Dans le cadre du CSCV, il est important de distinguer les gisements déplétés servant au stockage du CO2 de ceux qui sont en fin d’exploitation, où le but de l’injection de CO2  est d’aider à la récupération d’hydrocarbure (EOR-CO2 ).

Une seconde vie pour les gisements déplétés

Utiliser l’espace libéré par l’extraction des ressources fossiles pour stocker le CO2
Après plus d'un siècle d'une exploitation intensive, des milliers de gisements de pétrole et de gaz naturel arrivent en fin de production et certains d'entre eux pourraient constituer des sites intéressants de stockage géologique.

Quel potentiel?

Les capacités mondiales de stockage de ces réservoirs sont estimées à 1 000 milliards de tonnes de CO2. Bien que 10 fois plus faibles que celles offertes par les aquifères salins, les capacités estimées des gisements de pétrole et de gaz naturel pourraient permettre de piéger le tiers des émissions mondiales pendant un siècle.

Premières expérimentations de stockage

K12B : Pilote de réinjection de CO2 dans un gisement de gaz naturel en Mer du Nord

Exploité depuis 1987 en mer du Nord hollandaise par ProNed, filiale d'exploration-production de GDF-Suez, le gisement de gaz naturel K12B est arrivé à épuisement. Au début de l’exploitation, le CO2 extrait du gaz naturel était rejeté dans l'atmosphère. GDF-Suez, dans le cadre d'une démarche d'étude avec les Pays-Bas (projet ORC : Offshore Re-injection of CO2), y a installé un pilote pour réinjecter dans le gisement les dernières tonnes de CO2 extraites.
 
K12B était d'abord une mesure environnementale locale, mais c’était surtout l'occasion de tester les capacités de stockage de ce réservoir, qui pouvait recueillir par la suite le CO2 extrait d'autres plates-formes. Le potentiel d'injection du gisement était calculé à 480 000 tonnes de CO2 par an.

Lacq, France : première chaîne complète de captage/transport/stockage de CO2 industriel en Europe
 

Schéma en grand format

Total a démarré un pilote industriel de captage (oxycombustion), transport et injection de CO2 dans un réservoir de gaz épuisé, situé à 4500 mètres de profondeur. Ce pilote est situé dans le sud-ouest de la France dans l’usine de traitement de gaz de Lacq (Pyrénées Atlantiques) et le puits d’injection est situé à 27 kms de l’usine à Rousse. L’injection de CO2 a débuté en janvier 2010 et doit se terminer en juillet 2013, jusqu’à 90 000 tonnes de CO2 pourront être injectées, dans le but de qualifier ce réservoir comme réservoir de stockage de CO2.

Les résultats du projet doivent aider les scientifiques à mieux maîtriser les particularités de la chaîne complète de CSC, les procédures et outils de Monitoring, ainsi qu’à compléter nos connaissances sur la méthode de captage par oxycombustion.

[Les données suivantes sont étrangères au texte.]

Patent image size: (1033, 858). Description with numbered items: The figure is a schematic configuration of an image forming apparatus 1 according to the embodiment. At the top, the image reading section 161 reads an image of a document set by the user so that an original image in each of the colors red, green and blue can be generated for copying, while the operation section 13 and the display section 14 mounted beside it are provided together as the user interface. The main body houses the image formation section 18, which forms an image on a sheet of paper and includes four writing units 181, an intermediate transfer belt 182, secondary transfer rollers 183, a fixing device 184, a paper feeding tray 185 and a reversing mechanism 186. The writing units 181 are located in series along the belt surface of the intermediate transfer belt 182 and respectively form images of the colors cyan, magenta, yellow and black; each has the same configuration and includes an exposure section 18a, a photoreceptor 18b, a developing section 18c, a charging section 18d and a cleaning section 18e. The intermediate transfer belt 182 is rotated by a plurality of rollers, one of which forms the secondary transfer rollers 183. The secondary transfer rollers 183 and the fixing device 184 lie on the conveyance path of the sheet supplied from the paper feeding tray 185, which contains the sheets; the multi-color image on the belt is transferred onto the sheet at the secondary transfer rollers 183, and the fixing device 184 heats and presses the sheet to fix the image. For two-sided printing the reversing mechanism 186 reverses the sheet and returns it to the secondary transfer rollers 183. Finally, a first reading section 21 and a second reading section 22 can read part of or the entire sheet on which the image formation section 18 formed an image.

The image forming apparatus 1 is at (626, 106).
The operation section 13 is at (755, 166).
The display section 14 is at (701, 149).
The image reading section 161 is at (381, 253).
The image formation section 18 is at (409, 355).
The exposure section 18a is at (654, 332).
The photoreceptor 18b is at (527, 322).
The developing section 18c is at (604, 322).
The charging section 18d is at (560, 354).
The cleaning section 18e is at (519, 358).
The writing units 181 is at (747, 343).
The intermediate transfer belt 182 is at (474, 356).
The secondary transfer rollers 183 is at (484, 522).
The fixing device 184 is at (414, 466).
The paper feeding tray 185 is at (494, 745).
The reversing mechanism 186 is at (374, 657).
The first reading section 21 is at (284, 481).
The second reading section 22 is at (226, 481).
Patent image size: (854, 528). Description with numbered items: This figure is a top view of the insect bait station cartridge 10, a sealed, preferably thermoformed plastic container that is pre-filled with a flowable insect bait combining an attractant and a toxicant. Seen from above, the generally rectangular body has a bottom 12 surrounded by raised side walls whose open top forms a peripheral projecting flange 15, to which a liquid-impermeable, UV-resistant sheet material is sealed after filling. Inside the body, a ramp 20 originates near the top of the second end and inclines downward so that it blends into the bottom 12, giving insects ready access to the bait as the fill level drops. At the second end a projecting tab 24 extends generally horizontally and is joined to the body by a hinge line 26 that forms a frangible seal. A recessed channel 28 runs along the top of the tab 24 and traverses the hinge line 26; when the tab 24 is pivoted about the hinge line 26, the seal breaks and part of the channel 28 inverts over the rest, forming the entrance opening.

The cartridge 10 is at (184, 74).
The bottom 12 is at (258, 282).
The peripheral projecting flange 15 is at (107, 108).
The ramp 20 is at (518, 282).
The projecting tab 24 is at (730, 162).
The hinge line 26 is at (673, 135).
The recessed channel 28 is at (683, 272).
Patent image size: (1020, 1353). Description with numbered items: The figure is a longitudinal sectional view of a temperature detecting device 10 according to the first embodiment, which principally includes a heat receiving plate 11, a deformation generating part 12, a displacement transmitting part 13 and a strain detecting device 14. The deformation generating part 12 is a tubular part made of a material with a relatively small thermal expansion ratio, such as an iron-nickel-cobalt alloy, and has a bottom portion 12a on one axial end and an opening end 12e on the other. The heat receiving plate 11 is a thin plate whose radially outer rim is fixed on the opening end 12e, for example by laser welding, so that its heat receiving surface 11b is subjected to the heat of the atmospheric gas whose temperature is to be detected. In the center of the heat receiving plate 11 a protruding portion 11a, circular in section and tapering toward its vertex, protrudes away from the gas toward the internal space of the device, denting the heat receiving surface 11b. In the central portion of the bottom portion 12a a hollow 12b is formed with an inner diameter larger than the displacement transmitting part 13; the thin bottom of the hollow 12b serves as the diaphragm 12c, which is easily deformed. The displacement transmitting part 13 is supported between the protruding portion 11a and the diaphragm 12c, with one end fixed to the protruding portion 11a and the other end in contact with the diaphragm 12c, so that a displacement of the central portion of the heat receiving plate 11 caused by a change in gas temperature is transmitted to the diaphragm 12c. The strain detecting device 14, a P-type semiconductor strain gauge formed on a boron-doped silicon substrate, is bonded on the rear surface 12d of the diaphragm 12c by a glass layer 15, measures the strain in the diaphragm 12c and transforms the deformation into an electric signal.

Légende : Chaudière oxycombustion au site de Lacq
 

Optimisation des  gisements en fin d’exploitation

Weyburn, Canada : un site pilote combinant stockage de CO2 et récupération assistée de pétrole

Depuis 2000, une opération de récupération assistée de pétrole (EOR) par injection de CO2 a été mise en place au site pilote de Weyburn (Canada). L’Agence Internationale de l’Energie (AIE) y a ensuite monté un projet de recherche, avec pour objectif d’étudier le stockage géologique du CO2 dans un réservoir pétrolier et examiner comment concilier récupération de pétrole et stockage à long terme.

La première phase du projet (2001-2004) a déjà permis d’obtenir des résultats dans le domaine de la modélisation et de la surveillance du CO2 dans le sous-sol ainsi que dans le domaine de l’évaluation des performances et des risques du stockage.

La deuxième phase (2005-2011) visait à réaliser un guide portant à la fois sur les aspects techniques et réglementaires du stockage du CO2.